Communication Leadership - U. of Washington 

Content Strategy

Strategy Document | Deck

Overview

Develop a content strategy that will encourage more prospective students to apply to the program. Achieving this goal also creates an information architecture that benefits the user experience and makes content management and creation easier. Links to full project documents above.

URL: www.commlead.uw.edu

Recommendations

The recommendations are based on site audit observations, analysis, and strategy best practices. They are organized in 4 categories: Information Architecture, Content Management, Universal Accessibility, and User Psychology.

I. Information Architecture

  1. Divide and label Home Page content with title cases that direct different audiences to relevant content. It will be especially helpful when you divide the prospective student user with the prospective partner user. 

  2. Add tracking codes to CTAs and links to understand what users are responding to and adjust content accordingly.

  3. Place CTAs in prominent locations throughout the site.

II. Content Management

  1. Give titles to content modules that address who they are for rather than what they are about. Ie: the alumni module currently reflects information about identifying Alumni Fellows as a student, not information directed to program alumni.

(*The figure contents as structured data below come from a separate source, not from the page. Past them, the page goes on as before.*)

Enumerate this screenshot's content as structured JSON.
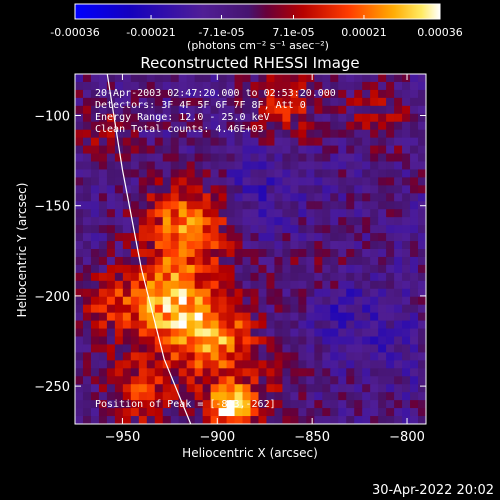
{
  "colorbar": {
    "ticks": [
      "-0.00036",
      "-0.00021",
      "-7.1e-05",
      "7.1e-05",
      "0.00021",
      "0.00036"
    ],
    "units": "(photons cm⁻² s⁻¹ asec⁻²)"
  },
  "footer": {
    "timestamp": "30-Apr-2022 20:02"
  },
  "colors": {
    "background": "#000000",
    "text": "#ffffff",
    "limb": "#ffffff"
  },
  "chart_data": {
    "type": "heatmap",
    "title": "Reconstructed RHESSI Image",
    "xlabel": "Heliocentric X (arcsec)",
    "ylabel": "Heliocentric Y (arcsec)",
    "xlim": [
      -975,
      -790
    ],
    "ylim": [
      -271,
      -77
    ],
    "xticks": [
      -950,
      -900,
      -850,
      -800
    ],
    "yticks": [
      -100,
      -150,
      -200,
      -250
    ],
    "vmin": -0.00036,
    "vmax": 0.00036,
    "annotations": [
      "20-Apr-2003 02:47:20.000 to 02:53:20.000",
      "Detectors: 3F 4F 5F 6F 7F 8F, Att 0",
      "Energy Range: 12.0 - 25.0 keV",
      "Clean     Total counts: 4.46E+03"
    ],
    "peak_label": "Position of Peak = [-893,-262]",
    "peak": [
      -893,
      -262
    ],
    "limb_points": [
      [
        -958,
        -77
      ],
      [
        -950,
        -130
      ],
      [
        -940,
        -185
      ],
      [
        -928,
        -235
      ],
      [
        -914,
        -271
      ]
    ],
    "sources": [
      {
        "x": -915,
        "y": -160,
        "amp": 0.0003,
        "sigma": 16
      },
      {
        "x": -925,
        "y": -205,
        "amp": 0.00032,
        "sigma": 18
      },
      {
        "x": -900,
        "y": -225,
        "amp": 0.00026,
        "sigma": 15
      },
      {
        "x": -893,
        "y": -262,
        "amp": 0.00036,
        "sigma": 10
      },
      {
        "x": -940,
        "y": -255,
        "amp": 0.00018,
        "sigma": 14
      },
      {
        "x": -865,
        "y": -95,
        "amp": 0.00016,
        "sigma": 14
      },
      {
        "x": -815,
        "y": -100,
        "amp": 0.00012,
        "sigma": 12
      },
      {
        "x": -960,
        "y": -110,
        "amp": 0.0001,
        "sigma": 12
      },
      {
        "x": -845,
        "y": -190,
        "amp": 0.0001,
        "sigma": 13
      },
      {
        "x": -870,
        "y": -250,
        "amp": 8e-05,
        "sigma": 12
      },
      {
        "x": -960,
        "y": -205,
        "amp": 0.00012,
        "sigma": 12
      },
      {
        "x": -835,
        "y": -205,
        "amp": -0.00012,
        "sigma": 14
      },
      {
        "x": -880,
        "y": -140,
        "amp": -8e-05,
        "sigma": 18
      },
      {
        "x": -810,
        "y": -230,
        "amp": -6e-05,
        "sigma": 16
      }
    ]
  }
}
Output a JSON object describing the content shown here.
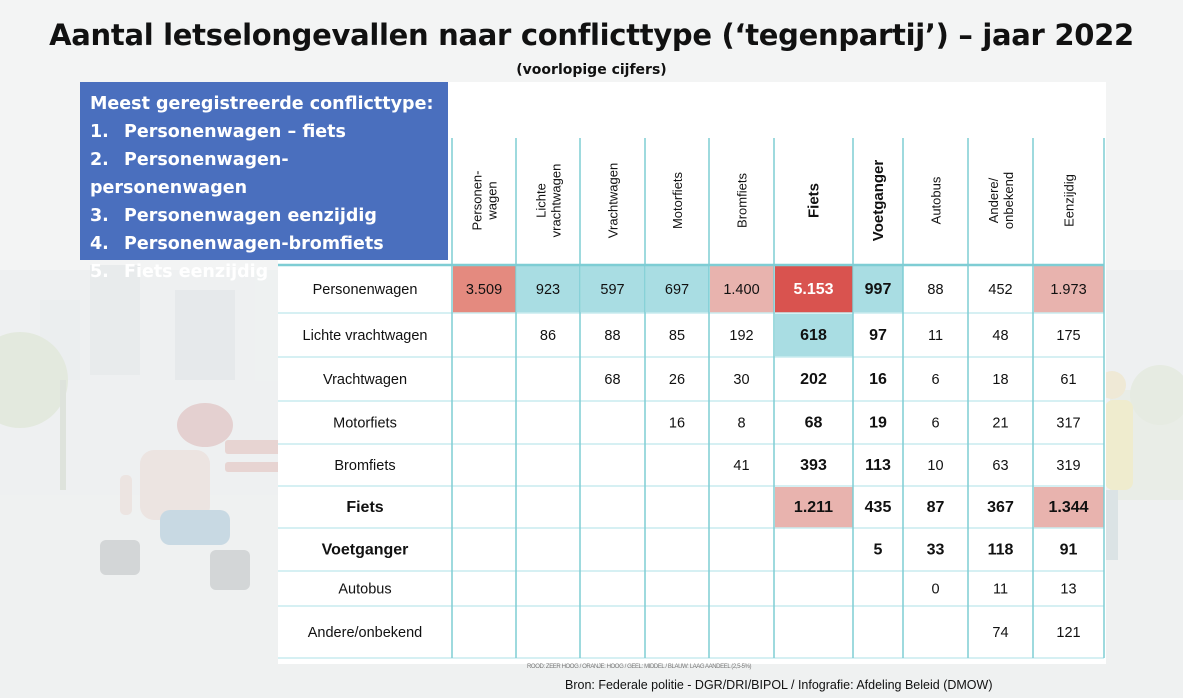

  2. Display the most important modules above the fold. 

Structured Content

  1. Link to details about the important information below the fold or to a separate page.

  2. Identify helpful metadata to identify desirable searchable elements that encourage site exploration. (see part III for examples)

  3. Collect and record data from newly created content

  4. Establish parameters and requirements for different content types and the location and circumstances where they can appear on

III. Universal Accessibility

  1. Remove dead links

  2. Remove text overlays from images

  3. Text should be separate from images so accessibility tools can read them.

  4. Discourage the use of colloquial references to “CommLead”. Stay consistent with “Communication Leadership” as the name of the program.

  5. Discourage the use of acronyms MCDM and MCCN, apart from the full name of the degree. 

  6. Embed all video and linked content within the site so the user stays on task and won’t be distracted by another site’s content.

IV. User Psychology

  1. CTAs for applications should appear with the application cutoff clearly displayed next to it to give prospective students a sense of urgency.

  2. Provide a CTA above the fold.

  3. Place student and alumni testimonials and work examples near CTAs and other important content.

  4. Display important information in bullet format or shorter sentences.

V. Conclusion

The Communication Leadership Program’s greatest asset is its students.  The future success of the program depends on attracting students who strive to achieve professional excellence.  While this strategy’s goal is to increase the number of applications, the program can only do that by  communicating that it’s working on the cutting-edge of the communications field.  This  strategy is not comprehensive  in representing how each element of the site should look. But, it does offer recommendations that will be fundamental in understanding how users will want to use the site in the future.